March 7, 2007

The Iraq war “put the rest of the world into simulation, so all the world becomes total artifice and then we are all-powerful."

Ah, the mind that could think such thoughts. Post-modernism. Now post-post-modernism. And I mean really post, not just post in some theoretical way, but post, really post, kaput.

Jean Baudrillard, dead at 77.

9 comments:

Kirby Olson said...

I saw him as a crypto-communist at best who had taken way too much LSD.

Palladian said...

Reminds me of the great Onion front page item a few years ago when another post-modernist went post:

Jacques Derrida "dies"

Tim said...

Wow. Hyperreality (hyper seems a prefix favored by french Intellectuals. I wonder why?). Games. Also, although he was wrong, of course, about "America is the original version of modernity," he was right that france is "a copy with subtitles."

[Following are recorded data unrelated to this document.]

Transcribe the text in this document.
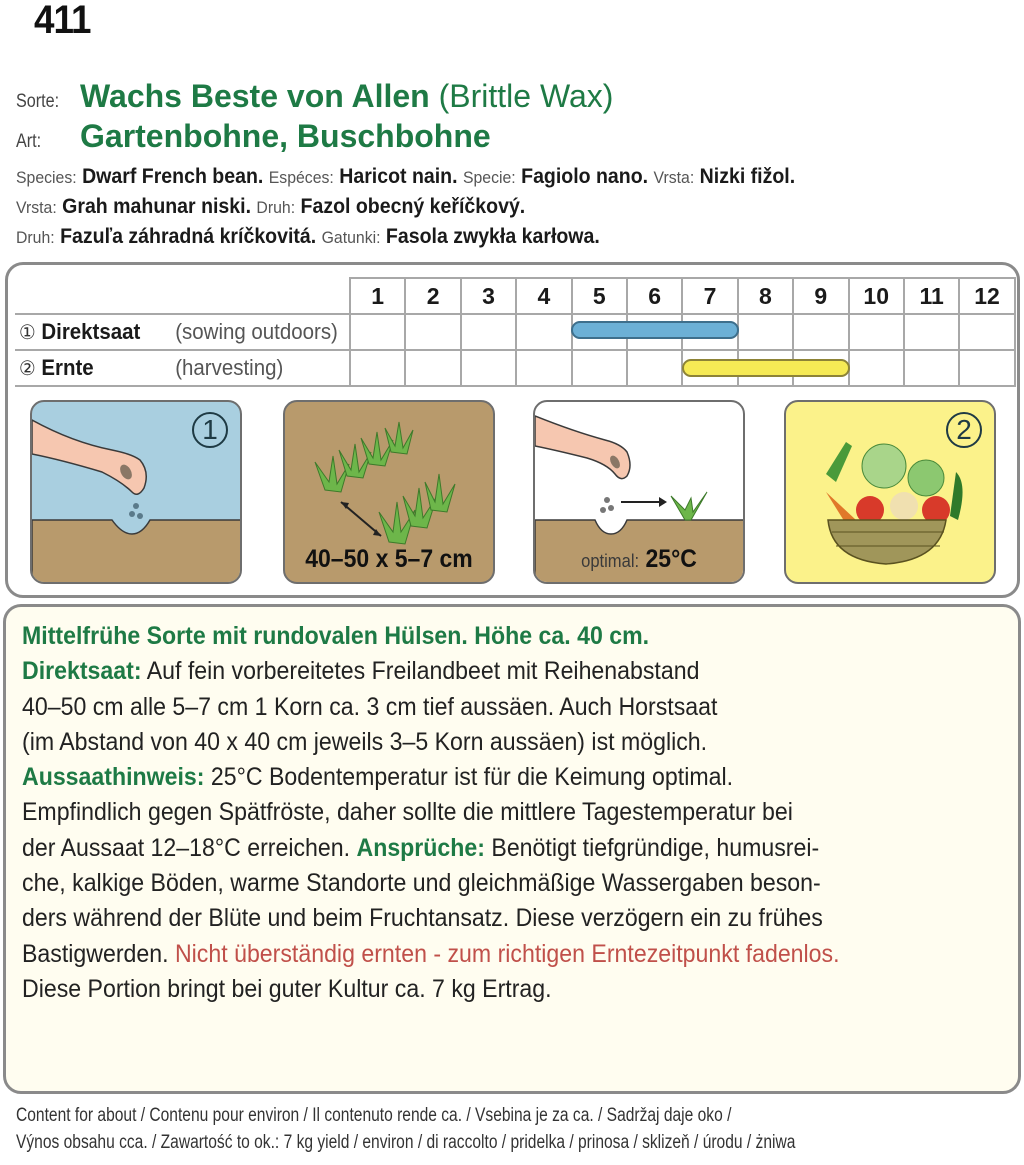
411
Sorte: Wachs Beste von Allen (Brittle Wax)
Art: Gartenbohne, Buschbohne
Species: Dwarf French bean. Espéces: Haricot nain. Specie: Fagiolo nano. Vrsta: Nizki fižol.
Vrsta: Grah mahunar niski. Druh: Fazol obecný keříčkový.
Druh: Fazuľa záhradná kríčkovitá. Gatunki: Fasola zwykła karłowa.
	1	2	3	4	5	6	7	8	9	10	11	12

① Direktsaat (sowing outdoors)												

② Ernte (harvesting)												

1
40–50 x 5–7 cm	optimal: 25°C
2

Mittelfrühe Sorte mit rundovalen Hülsen. Höhe ca. 40 cm.

Direktsaat: Auf fein vorbereitetes Freilandbeet mit Reihenabstand

40–50 cm alle 5–7 cm 1 Korn ca. 3 cm tief aussäen. Auch Horstsaat

(im Abstand von 40 x 40 cm jeweils 3–5 Korn aussäen) ist möglich.

Aussaathinweis: 25°C Bodentemperatur ist für die Keimung optimal.

Empfindlich gegen Spätfröste, daher sollte die mittlere Tagestemperatur bei

der Aussaat 12–18°C erreichen. Ansprüche: Benötigt tiefgründige, humusrei-

che, kalkige Böden, warme Standorte und gleichmäßige Wassergaben beson-

ders während der Blüte und beim Fruchtansatz. Diese verzögern ein zu frühes

Bastigwerden. Nicht überständig ernten - zum richtigen Erntezeitpunkt fadenlos.

Diese Portion bringt bei guter Kultur ca. 7 kg Ertrag.

Content for about / Contenu pour environ / Il contenuto rende ca. / Vsebina je za ca. / Sadržaj daje oko /
Výnos obsahu cca. / Zawartość to ok.: 7 kg yield / environ / di raccolto / pridelka / prinosa / sklizeň / úrodu / żniwa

Anyway, RIP. As long as they don't make "The Matrix IV," (unless the Cornel West character somehow gets it from Agent Smith...) I think we'll all survive the passing of Jean Baudrillard.

hdhouse said...

I remain clueless but, I gather from the obit, that's my problem.

Richard Dolan said...

Perhaps it reads better -- no doubt, it sounds better -- in the original French. Whatever. As Wittgenstein liked to say, those continentals were bewitched by langauge to the point where they got lost in swirls of words that they were simply misusing because they had forgotten the contexts that gave them meaning in the first place.

David L. said...

Perhaps the best monument to M. Baudrillard would be an exhaustive investigation as to whether his life really took place. Then again, we could learn the outcome of this investigation only through the media, which merely create a simulation of reality, so ...

Meade said...

Read it again, hdhouse. Baudrillard said the increasing chance of your cluelessness is his problem.

Well, was his problem.

So I suppose you're right -- now it's your problem, which, come to think of it, makes it our problem.

Anonymous said...

Jacques Derrida "dies"

Wonderful. You made my day!

Free Lunch said...

Sometimes, professors can be as witty as The Onion and get in ahead of them. Professor Alan Sokal did quite well with "Transgressing the Boundaries: Towards a Transformative Hermeneutics of Quantum Gravity" which Social Text which does not want to be confused with The Onion published in 1996.